The encoding of the file doesn’t matter when using escape sequences. The encoding of the result is determined by the parser, and for Zig it’ll be UTF-8.

mnemnion · October 10, 2024, 10:11pm

You can see what’s going on on Unicode plus, it’s a search engine I find very helpful when dealing with Unicode (as I do quite often).

The UTF-8 encoding of Α is 0xce 0x91. If you write the Zig string "\xce\x91" you’ll get Α, or you can write it "Α", or \u{391}, or \u{0391} if you would like (note the curly braces, that’s important).

const expectEqualStrings = std.testing.expectEqualStrings;
test "ways to write Α" {
    try expectEqualStrings("Α", "\xce\x91");
    try expectEqualStrings("\u{391}", "\xce\x91");
}

In JSON, you can just add Α directly to your string, because like Zig source code, it’s natively UTF-8 encoded. If you want to use an escape, it does have to be "\u0391", unlike Zig strings, JSON strings do not allow arbitrary byte sequences.

If you want to encoding-escape an emoji, or any other sequence not found in the Basic Multilingual Plane, you have to use surrogate pairs, like a savage. It’s Microsoft’s fault. In Zig you just write the codepoint in hexadecimal, which is why the curly braces are used, so you can write Α0 as "\u{391}0" and you won’t get 㤐.

Welcome to Ziggit! Hope this helps.

jimangel2001 · October 10, 2024, 10:24pm

Thank you a lot for the very detailed explanation.

Because the data I am given, is encoded in the format shown above, I guess I have to find a way to parse it on my own and somehow convert it to utf-8.

mnemnion · October 10, 2024, 10:33pm

Yeah that’s never fun. If there’s any way for you to fix the bug in upstream, I encourage you to do that.

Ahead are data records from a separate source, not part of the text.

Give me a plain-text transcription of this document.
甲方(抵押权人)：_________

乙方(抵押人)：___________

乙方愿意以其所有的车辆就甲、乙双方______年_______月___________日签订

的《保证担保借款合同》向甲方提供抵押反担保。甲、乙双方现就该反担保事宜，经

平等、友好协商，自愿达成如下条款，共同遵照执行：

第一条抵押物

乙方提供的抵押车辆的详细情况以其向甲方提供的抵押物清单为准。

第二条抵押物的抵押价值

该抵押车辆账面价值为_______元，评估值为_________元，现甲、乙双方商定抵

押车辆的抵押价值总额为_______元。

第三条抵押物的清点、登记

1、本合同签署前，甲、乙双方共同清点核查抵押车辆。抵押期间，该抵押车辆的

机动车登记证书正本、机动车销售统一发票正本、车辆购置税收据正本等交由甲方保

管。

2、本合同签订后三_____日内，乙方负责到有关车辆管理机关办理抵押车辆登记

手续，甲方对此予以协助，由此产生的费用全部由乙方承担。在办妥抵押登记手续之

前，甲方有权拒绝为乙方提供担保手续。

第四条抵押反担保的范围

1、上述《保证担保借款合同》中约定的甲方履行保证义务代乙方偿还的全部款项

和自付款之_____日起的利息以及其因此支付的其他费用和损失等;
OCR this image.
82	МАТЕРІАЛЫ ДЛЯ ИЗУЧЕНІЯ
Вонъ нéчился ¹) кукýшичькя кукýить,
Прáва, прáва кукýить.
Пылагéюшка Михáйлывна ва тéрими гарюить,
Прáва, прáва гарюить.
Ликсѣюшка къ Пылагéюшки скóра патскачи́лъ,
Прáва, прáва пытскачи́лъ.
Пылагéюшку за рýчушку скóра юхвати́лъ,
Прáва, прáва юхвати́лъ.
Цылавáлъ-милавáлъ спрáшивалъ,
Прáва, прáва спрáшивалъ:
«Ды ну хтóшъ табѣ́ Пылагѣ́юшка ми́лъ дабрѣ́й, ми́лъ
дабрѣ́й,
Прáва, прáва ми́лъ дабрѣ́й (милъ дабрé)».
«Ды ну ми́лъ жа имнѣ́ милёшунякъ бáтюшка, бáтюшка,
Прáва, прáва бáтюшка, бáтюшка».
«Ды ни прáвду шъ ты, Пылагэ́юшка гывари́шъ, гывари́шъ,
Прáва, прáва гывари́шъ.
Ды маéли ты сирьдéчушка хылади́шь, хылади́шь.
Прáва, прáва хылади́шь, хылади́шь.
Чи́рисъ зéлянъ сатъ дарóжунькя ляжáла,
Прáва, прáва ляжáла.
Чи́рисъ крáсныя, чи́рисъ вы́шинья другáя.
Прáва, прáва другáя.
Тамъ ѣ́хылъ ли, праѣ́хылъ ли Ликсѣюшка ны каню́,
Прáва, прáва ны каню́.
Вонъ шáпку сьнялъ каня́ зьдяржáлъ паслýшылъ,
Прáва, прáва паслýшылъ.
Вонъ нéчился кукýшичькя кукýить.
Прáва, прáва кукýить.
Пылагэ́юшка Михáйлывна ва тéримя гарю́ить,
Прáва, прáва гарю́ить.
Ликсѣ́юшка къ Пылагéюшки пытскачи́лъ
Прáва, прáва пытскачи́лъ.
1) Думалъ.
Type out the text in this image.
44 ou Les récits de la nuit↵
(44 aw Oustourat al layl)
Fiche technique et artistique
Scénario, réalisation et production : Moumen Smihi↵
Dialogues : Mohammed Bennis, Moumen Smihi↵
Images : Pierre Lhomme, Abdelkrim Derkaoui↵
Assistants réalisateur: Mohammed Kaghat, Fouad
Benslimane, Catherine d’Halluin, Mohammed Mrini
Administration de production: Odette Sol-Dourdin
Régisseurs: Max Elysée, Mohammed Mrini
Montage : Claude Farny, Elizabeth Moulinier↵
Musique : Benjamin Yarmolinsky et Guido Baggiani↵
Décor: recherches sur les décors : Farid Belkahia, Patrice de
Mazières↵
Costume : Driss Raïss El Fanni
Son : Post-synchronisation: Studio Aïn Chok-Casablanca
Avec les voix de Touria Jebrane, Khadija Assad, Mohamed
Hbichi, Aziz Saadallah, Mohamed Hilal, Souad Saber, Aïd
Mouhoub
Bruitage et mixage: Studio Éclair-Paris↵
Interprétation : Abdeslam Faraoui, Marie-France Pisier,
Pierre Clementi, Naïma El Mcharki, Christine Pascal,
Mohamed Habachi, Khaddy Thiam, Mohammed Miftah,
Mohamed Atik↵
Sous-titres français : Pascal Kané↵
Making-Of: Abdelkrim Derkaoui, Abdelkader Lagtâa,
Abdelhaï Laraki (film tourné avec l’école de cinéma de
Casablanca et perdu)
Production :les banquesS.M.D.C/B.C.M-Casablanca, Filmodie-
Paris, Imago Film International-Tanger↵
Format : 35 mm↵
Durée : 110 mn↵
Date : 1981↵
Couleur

The problem you face is undecidable. There is a valid interpretation of "\u00CE\u0091", it’s Î followed by C1 control code. Those are both perfectly legal Unicode scalar values, so you’ll have to use heuristics to figure out what the string is supposed to be.

If you luck out and it’s pure mangled UTF-8, then you can strip the leading zeros and use std.fmt.parseInt to turn the two load-bearing hex digits into a byte, and write that to the string.